The first compiler for FORTRAN, which stands for FORmula TRANslator, was developed by John Backus and his colleagues at IBM in 1957. As one might guess from its name , FORTRAN is often used for programming scientific applications involving heavy use of mathematical formulas. Early FORTRAN programmers, lacking much of the programming theory that is well-known by any first year computer science student today, made heavy use of "goto" statements to control execution flow in their code. Of course old habits are hard to break. Even after Edsger Diijkstra wrote about the harmful effects of the "goto" statement in 1968, starting the structured programming trend, many FORTRAN programmers continued to write their code with "goto" statements.
Despite its simplicity and lack of modern syntax, FORTRAN continues to make up a large percentage of the code in production today.
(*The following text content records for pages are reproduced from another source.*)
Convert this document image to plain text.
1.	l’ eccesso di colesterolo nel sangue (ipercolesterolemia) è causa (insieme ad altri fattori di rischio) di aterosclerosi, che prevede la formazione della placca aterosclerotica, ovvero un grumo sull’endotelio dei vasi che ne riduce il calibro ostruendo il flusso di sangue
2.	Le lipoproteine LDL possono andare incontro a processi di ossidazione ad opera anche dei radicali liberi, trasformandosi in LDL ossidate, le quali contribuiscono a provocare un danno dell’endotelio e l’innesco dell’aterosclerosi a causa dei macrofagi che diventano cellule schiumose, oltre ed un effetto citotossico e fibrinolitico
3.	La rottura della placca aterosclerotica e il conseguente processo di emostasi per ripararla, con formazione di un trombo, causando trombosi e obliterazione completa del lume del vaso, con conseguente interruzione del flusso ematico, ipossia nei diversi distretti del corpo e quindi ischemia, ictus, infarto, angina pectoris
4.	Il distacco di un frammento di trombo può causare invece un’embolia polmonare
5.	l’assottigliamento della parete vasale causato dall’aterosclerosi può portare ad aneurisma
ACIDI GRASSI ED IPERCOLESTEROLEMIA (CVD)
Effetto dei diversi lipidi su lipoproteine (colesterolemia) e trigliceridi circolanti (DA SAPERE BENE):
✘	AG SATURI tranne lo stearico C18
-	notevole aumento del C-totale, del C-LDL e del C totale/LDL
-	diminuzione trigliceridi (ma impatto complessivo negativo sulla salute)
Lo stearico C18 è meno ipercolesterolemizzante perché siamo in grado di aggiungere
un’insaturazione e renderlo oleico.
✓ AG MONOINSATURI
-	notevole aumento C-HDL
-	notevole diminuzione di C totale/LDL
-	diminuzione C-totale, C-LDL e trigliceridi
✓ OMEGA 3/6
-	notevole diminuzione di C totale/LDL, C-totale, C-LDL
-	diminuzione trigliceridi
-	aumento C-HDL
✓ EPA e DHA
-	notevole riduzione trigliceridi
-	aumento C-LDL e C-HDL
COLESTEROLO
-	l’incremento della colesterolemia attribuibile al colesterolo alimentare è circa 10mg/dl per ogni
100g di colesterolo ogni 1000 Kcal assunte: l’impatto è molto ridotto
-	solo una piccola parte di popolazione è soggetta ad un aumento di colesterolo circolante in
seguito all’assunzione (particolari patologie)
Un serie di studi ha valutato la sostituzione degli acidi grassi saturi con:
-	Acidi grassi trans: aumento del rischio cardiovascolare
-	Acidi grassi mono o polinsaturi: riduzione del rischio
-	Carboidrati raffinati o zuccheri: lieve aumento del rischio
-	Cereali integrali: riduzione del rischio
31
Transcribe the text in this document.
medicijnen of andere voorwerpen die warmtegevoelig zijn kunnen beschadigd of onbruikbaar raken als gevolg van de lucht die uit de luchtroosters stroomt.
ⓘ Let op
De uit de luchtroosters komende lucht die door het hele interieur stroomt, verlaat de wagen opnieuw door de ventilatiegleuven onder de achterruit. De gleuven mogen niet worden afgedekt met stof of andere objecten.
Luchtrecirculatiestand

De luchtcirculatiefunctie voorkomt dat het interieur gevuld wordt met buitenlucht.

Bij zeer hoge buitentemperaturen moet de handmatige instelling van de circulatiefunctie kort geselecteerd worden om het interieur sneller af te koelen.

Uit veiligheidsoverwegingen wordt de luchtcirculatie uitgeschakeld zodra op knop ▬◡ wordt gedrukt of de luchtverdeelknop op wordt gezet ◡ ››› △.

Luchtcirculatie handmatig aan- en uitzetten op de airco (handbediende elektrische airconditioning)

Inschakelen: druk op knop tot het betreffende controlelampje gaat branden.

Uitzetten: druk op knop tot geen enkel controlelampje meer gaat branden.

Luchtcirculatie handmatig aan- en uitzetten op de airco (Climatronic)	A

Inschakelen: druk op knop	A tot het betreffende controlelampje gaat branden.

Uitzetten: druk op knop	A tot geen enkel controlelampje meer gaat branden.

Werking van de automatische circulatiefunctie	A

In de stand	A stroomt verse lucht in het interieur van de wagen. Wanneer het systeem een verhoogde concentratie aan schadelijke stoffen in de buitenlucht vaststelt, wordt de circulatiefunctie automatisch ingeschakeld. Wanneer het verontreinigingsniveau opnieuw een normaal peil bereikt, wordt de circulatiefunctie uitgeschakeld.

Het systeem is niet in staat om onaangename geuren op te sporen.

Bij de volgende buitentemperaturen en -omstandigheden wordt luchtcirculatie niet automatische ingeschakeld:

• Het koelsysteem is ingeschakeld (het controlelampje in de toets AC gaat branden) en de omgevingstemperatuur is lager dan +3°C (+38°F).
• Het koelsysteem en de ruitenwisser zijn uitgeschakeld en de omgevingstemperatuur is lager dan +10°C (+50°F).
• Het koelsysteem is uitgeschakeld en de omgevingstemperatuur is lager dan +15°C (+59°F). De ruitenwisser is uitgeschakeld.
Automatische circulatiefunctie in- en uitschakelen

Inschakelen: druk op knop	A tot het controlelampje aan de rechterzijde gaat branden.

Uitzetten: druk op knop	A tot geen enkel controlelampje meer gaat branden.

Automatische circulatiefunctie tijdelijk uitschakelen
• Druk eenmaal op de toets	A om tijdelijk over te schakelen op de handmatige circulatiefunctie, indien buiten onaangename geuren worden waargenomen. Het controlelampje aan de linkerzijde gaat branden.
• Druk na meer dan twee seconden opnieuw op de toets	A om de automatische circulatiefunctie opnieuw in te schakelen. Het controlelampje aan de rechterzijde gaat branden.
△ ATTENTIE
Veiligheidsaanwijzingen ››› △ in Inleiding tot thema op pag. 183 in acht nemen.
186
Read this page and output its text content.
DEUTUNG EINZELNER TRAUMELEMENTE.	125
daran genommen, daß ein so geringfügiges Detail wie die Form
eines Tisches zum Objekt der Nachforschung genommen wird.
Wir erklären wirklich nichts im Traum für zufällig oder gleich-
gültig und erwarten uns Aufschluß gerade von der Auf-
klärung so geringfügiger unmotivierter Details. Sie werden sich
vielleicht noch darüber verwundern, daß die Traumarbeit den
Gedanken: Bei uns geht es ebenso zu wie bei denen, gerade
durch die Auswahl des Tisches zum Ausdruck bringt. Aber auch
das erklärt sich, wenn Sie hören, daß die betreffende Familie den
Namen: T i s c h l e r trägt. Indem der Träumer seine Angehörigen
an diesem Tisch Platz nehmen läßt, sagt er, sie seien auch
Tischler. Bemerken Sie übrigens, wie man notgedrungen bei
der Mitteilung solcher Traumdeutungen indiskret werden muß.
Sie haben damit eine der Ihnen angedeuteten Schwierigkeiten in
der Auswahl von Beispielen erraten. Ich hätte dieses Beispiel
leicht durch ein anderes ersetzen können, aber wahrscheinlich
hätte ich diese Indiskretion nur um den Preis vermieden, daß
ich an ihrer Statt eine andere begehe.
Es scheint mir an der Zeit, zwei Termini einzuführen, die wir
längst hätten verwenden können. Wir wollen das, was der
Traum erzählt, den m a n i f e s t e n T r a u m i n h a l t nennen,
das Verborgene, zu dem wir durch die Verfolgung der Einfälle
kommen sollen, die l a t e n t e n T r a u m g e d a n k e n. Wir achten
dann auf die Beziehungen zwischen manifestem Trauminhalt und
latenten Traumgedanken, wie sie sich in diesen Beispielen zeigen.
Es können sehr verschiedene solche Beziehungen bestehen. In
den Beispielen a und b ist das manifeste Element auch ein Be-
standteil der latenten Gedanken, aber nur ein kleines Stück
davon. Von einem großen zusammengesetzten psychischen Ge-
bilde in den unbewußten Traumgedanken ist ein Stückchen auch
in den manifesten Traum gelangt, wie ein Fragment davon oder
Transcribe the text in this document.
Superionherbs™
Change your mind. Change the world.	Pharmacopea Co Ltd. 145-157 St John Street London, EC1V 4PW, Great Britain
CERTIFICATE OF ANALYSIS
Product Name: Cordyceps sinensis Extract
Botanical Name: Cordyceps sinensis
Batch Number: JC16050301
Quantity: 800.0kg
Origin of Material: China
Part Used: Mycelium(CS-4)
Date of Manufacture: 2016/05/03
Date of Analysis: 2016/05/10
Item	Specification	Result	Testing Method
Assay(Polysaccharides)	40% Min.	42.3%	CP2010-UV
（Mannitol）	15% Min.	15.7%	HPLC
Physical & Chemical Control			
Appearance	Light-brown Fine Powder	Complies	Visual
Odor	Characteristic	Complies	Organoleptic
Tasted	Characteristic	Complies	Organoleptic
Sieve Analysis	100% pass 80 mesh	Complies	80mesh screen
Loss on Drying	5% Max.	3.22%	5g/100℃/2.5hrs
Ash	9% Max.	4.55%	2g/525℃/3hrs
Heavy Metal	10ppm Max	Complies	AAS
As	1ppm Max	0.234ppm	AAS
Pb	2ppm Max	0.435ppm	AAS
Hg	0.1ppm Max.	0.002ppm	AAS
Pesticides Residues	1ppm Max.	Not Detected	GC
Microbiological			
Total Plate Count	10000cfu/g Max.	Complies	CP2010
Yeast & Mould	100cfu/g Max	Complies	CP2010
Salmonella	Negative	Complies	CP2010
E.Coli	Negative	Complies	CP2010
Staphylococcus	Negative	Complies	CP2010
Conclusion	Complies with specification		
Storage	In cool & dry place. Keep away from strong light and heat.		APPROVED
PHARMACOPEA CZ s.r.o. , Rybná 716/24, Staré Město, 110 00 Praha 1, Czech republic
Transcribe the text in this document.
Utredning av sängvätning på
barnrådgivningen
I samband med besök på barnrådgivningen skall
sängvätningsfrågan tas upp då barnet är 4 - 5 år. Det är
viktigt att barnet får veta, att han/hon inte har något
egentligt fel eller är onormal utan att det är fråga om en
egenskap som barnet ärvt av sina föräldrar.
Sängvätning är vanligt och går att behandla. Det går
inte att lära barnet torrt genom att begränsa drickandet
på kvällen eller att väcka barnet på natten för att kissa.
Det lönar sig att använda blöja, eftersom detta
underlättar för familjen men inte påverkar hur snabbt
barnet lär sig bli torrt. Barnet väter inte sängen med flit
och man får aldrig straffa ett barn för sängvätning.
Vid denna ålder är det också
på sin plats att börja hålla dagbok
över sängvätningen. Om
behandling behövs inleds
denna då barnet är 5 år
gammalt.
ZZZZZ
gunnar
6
Outside of scientific programming applications, little code is developed today in FORTRAN but its huge installed base continues to make it an often- encountered language in legacy applications. Because of its structure, FORTRAN is well suited for the development of scientific programs and the optimization thereof. FORTRAN does not contain pointers and thus many compile-time optimizations are simplified. Furthermore, many FORTRAN scientific function libraries have been highly optimized over many years of progressive tuning.
FORTRAN has, of course, been modernized over the years. The last two FORTRAN language standards, FORTRAN 90 and FORTRAN 95, have modernized the language with the inclusion of several new features. To date, however, the FORTRAN 77 standard remains the most widely used dialect of the language.